Not only did the promo generate tons of buzz, but the buzz generated tons of buzz. Some of the campaign's outcomes:
- More than 7 million YouTube views
- More than 40 million Twitter impressions
- More than 750,000 Flickr photos
- More than 130,000 people pre-registered to receive more info
Ford achieved 38 percent awareness among its target market months prior to the Fiesta's actual launch—a level equivalent to vehicles that had been on the market for two to three years. And all of this was accomplished at a fraction of traditional marketing spend.
I could probably write a short book detailing how Ford scored such remarkable results. It first got the right people in place. Chief Marketing Officer Jim Farley joined Ford in 2007 from Toyota, where he launched the successful, youth-oriented Scion, which also benefited greatly from social media marketing. Farley quickly brought in digital media honcho Scott Monty, who has since become a minor rock star among the social media set.
Once the folks at Ford made sure they had the right people on the bus, they not only let them pick the route, but also do the driving. One of the most important strategic successes of the campaign was its discipline in market targeting. There had to be substantial internal pressure to broaden the effort beyond the sometimes-fickle Millennials, but because Ford held firm, it has established a crucial beachhead with a market segment whose importance will only grow over time.

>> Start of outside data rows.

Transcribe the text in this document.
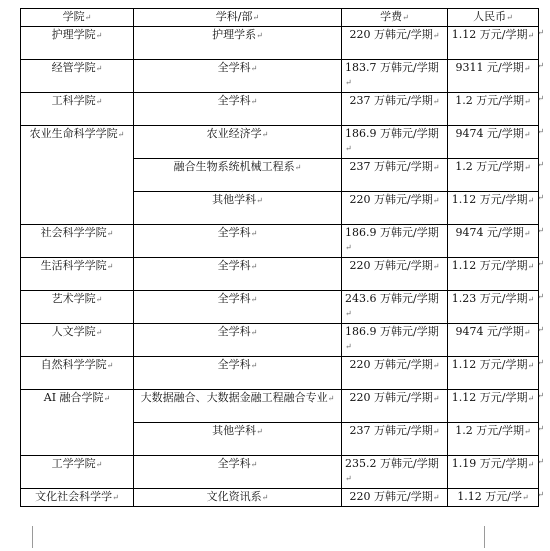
学院↵	学科/部↵	学费↵	人民币↵
护理学院↵	护理学系↵	220 万韩元/学期↵	1.12 万元/学期↵
经管学院↵	全学科↵	183.7 万韩元/学期↵	9311 元/学期↵
工科学院↵	全学科↵	237 万韩元/学期↵	1.2 万元/学期↵
农业生命科学学院↵	农业经济学↵	186.9 万韩元/学期↵	9474 元/学期↵
	融合生物系统机械工程系↵	237 万韩元/学期↵	1.2 万元/学期↵
	其他学科↵	220 万韩元/学期↵	1.12 万元/学期↵
社会科学学院↵	全学科↵	186.9 万韩元/学期↵	9474 元/学期↵
生活科学学院↵	全学科↵	220 万韩元/学期↵	1.12 万元/学期↵
艺术学院↵	全学科↵	243.6 万韩元/学期↵	1.23 万元/学期↵
人文学院↵	全学科↵	186.9 万韩元/学期↵	9474 元/学期↵
自然科学学院↵	全学科↵	220 万韩元/学期↵	1.12 万元/学期↵
AI 融合学院↵	大数据融合、大数据金融工程融合专业↵	220 万韩元/学期↵	1.12 万元/学期↵
	其他学科↵	237 万韩元/学期↵	1.2 万元/学期↵
工学学院↵	全学科↵	235.2 万韩元/学期↵	1.19 万元/学期↵
文化社会科学学↵	文化资讯系↵	220 万韩元/学期↵	1.12 万元/学↵
↵
↵
↵
↵
↵
↵
↵
↵
↵
↵
↵
↵
↵
↵
↵
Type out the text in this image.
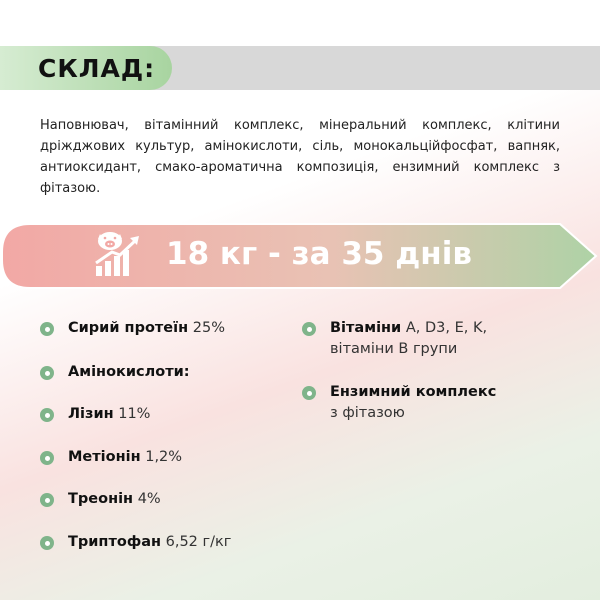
СКЛАД:

Наповнювач, вітамінний комплекс, мінеральний комплекс, клітини дріжджових культур, амінокислоти, сіль, монокальційфосфат, вапняк, антиоксидант, смако-ароматична композиція, ензимний комплекс з фітазою.

18 кг - за 35 днів
Сирий протеїн 25%
Амінокислоти:
Лізин 11%
Метіонін 1,2%
Треонін 4%
Триптофан 6,52 г/кг
Вітаміни A, D3, E, K,
вітаміни B групи
Ензимний комплекс
з фітазою
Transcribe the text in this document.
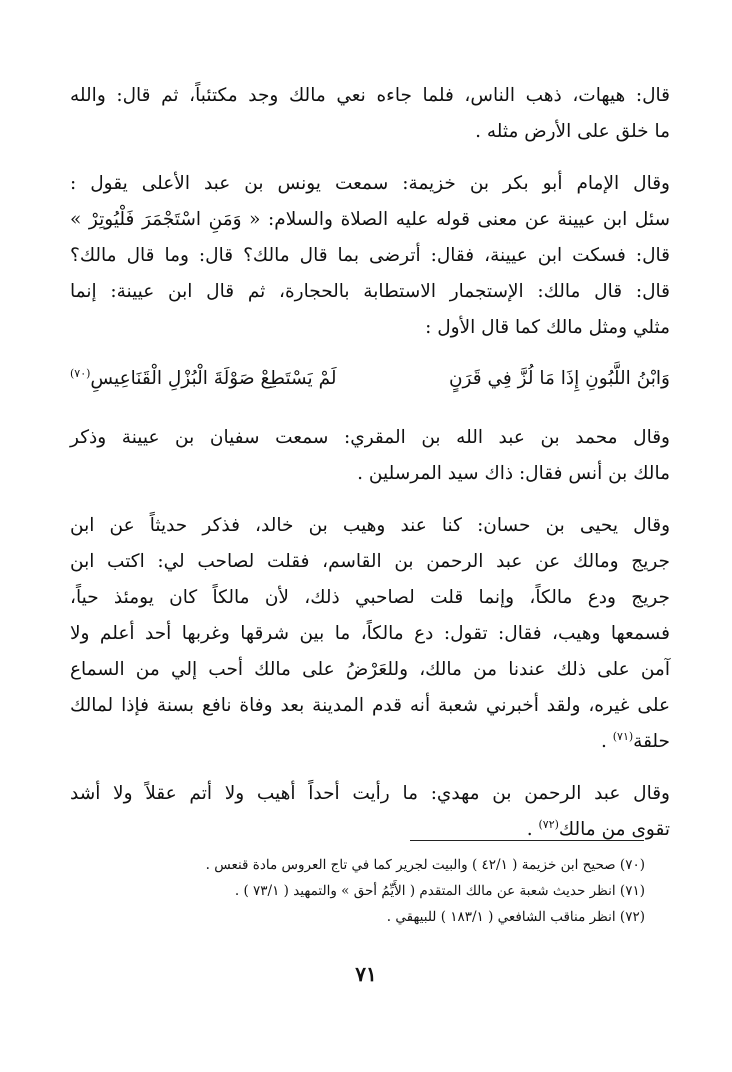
قال: هيهات، ذهب الناس، فلما جاءه نعي مالك وجد مكتئباً، ثم قال: والله
ما خلق على الأرض مثله .
وقال الإمام أبو بكر بن خزيمة: سمعت يونس بن عبد الأعلى يقول :
سئل ابن عيينة عن معنى قوله عليه الصلاة والسلام: « وَمَنِ اسْتَجْمَرَ فَلْيُوتِرْ »
قال: فسكت ابن عيينة، فقال: أترضى بما قال مالك؟ قال: وما قال مالك؟
قال: قال مالك: الإستجمار الاستطابة بالحجارة، ثم قال ابن عيينة: إنما
مثلي ومثل مالك كما قال الأول :
وَابْنُ اللَّبُونِ إِذَا مَا لُزَّ فِي قَرَنٍ
لَمْ يَسْتَطِعْ صَوْلَةَ الْبُزْلِ الْقَنَاعِيسِ$^{(٧٠)}$
وقال محمد بن عبد الله بن المقري: سمعت سفيان بن عيينة وذكر
مالك بن أنس فقال: ذاك سيد المرسلين .
وقال يحيى بن حسان: كنا عند وهيب بن خالد، فذكر حديثاً عن ابن
جريج ومالك عن عبد الرحمن بن القاسم، فقلت لصاحب لي: اكتب ابن
جريج ودع مالكاً، وإنما قلت لصاحبي ذلك، لأن مالكاً كان يومئذ حياً،
فسمعها وهيب، فقال: تقول: دع مالكاً، ما بين شرقها وغربها أحد أعلم ولا
آمن على ذلك عندنا من مالك، وللعَرْضُ على مالك أحب إلي من السماع
على غيره، ولقد أخبرني شعبة أنه قدم المدينة بعد وفاة نافع بسنة فإذا لمالك
حلقة$^{(٧١)}$ .
وقال عبد الرحمن بن مهدي: ما رأيت أحداً أهيب ولا أتم عقلاً ولا أشد
تقوى من مالك$^{(٧٢)}$ .
(٧٠) صحيح ابن خزيمة ( ٤٢/١ ) والبيت لجرير كما في تاج العروس مادة قنعس .
(٧١) انظر حديث شعبة عن مالك المتقدم ( الأَيِّمُ أحق » والتمهيد ( ٧٣/١ ) .
(٧٢) انظر مناقب الشافعي ( ١٨٣/١ ) للبيهقي .
٧١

The effort was also notable in its tight integration of paid, earned (free), and in-house media. This is especially significant, given the silos and turf wars that inevitably exist in organizations as large, complex, and old school as Ford. The only way pioneering approaches like the Fiesta Movement happen is with total buy-in from the top—in this case, from Ford CEO Alan Mulally.
A final key to the success of the Fiesta Movement: the basic understanding that to gain a certain amount of credibility, it's necessary to give up a certain amount of control. This is probably the toughest hurdle to clear in corporate settings, and Ford gets major props for getting past this corporate cultural block.
Monty and his team have clearly cracked the code on the simplicity and synergy of a successful social media marketing strategy. The runaway success of the Fiesta Movement campaign spurred subsequent successful campaigns for the 2010 Ford Explorer and the upcoming new-edition 2012 Ford Focus.
All these campaigns excel at the basic thrust of successful social media marketing strategy: figure out where your customers are, join them there, watch how they behave, and then behave the same way in order to become part of their community—on their terms.
Yes, it's simple, but it's not easy. But then, things that are truly worth it seldom are.